Milan has also called for the military occupation of entire Black neighborhoods in Chicago, with entrances sealed off, military check points erected, drones overhead filming residents’ every move, and 8000 National Guard troops sent in to patrol the streets of the South and West sides. “I’m here to help these poor people who are poverty-stricken and living in rough places,” Milan said of his plan. “When you start using words like ‘occupy’ or ‘militarize’ or ‘tanks rolling down the street’ – when you package it that way, you’re gonna get a lot of pushback. The way this thing should be packaged is: protection, protection, protection…”
Milan’s relationship with Hennelly epitomizes what is wrong with the justice system in Chicago. Because of conflicts of interest that tainted the entire prosecutor’s office under former State’s Attorney Richard Devine – who had personally represented Jon Burge – the court assigned the cases to a special prosecutor, but declined to take these cases away from Cook County judges, 198 of whom were former prosecutors.
But in Gerald Reed’s case, the special prosecutor assigned to the case is none other than Robert Milan, Hennelly’s former boss and the career Assistant State’s Attorney (ASA) who prosecuted men tortured by Burge and rose to become the chief deputy of the entire prosecutor’s office under Richard Devine. And now Milan comes to court day after day asking his former employee to keep Gerald Reed in prison. So far, Judge Hennelly is letting him. For over a year, Hennelly has allowed his former boss to delay and obfuscate, even granting Milan a continuance because he didn’t bother to read a motion Reed had submitted in advance.

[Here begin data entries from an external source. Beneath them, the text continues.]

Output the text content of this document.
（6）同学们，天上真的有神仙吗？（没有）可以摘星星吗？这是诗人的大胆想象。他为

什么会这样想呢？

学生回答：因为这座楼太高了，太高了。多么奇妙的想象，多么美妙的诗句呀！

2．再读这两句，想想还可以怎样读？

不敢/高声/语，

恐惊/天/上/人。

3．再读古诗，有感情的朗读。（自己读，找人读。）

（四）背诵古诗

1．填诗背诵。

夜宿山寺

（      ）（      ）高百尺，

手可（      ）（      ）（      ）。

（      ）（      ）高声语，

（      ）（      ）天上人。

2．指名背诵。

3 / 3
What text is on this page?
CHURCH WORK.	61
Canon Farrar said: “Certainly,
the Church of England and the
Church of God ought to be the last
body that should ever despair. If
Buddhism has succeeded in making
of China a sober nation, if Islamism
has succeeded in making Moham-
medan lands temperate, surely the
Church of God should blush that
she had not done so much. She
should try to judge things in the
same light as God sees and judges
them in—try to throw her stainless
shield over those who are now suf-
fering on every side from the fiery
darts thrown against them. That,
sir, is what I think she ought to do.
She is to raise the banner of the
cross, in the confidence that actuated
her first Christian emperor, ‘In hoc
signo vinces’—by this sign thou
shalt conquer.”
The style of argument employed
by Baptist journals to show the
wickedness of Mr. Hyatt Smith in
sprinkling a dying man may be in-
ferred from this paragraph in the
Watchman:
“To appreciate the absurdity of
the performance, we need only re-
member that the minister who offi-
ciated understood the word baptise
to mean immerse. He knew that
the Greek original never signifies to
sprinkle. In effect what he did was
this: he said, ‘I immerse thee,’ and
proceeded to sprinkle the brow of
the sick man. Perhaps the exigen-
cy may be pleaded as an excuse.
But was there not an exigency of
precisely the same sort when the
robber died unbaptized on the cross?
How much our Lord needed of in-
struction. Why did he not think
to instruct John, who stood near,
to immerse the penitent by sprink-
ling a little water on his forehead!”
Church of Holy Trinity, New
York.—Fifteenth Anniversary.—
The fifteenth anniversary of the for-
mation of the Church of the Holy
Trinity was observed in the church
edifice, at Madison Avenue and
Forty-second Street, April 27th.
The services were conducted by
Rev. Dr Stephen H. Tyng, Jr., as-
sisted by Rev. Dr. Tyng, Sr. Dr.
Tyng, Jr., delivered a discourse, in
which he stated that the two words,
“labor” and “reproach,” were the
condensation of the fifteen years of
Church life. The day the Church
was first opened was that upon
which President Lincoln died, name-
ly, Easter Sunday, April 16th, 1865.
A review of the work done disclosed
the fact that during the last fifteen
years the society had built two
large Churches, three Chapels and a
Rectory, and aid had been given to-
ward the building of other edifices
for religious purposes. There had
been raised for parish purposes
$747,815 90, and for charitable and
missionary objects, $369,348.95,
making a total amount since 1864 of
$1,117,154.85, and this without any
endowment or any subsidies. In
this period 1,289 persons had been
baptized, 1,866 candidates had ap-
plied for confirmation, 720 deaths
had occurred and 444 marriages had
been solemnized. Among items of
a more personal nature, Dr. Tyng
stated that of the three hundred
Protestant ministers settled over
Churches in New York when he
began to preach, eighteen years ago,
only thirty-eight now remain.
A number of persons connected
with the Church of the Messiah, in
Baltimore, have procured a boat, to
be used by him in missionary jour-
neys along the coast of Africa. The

Gerald Reed’s case is not the first time Milan and Hennelly have worked together to keep an innocent man behind bars. During their time as prosecutors, the two men fought to keep Aaron Patterson in prison even after ample evidence of his torture by Detective Jon Burge came to light. Patterson was sentenced to death, but eventually exonerated by Governor Pat Ryan because the evidence showed that Milan and Hennelly had built a case that rested entirely on a false confession.
Hennelly’s pattern of denying police torture is well-documented, including in the case of Kevin Murray, who – like Gerald Reed – was convicted on the basis of a forced confession and whose torture claim was upheld in 2017 by the Illinois Torture Inquiry and Review Commission (TIRC). Hennelly, then an ASA trying to prosecute Murray, sought to cast the victim as a liar. Commenting on Murray’s claims of being tortured into confessing by CPD Detective Kriston Kato, Hennelly told the Chicago Tribune, “You are getting a parade of murderers who come in and say Kato is a beater,” adding, “It's a lot of nonsense.”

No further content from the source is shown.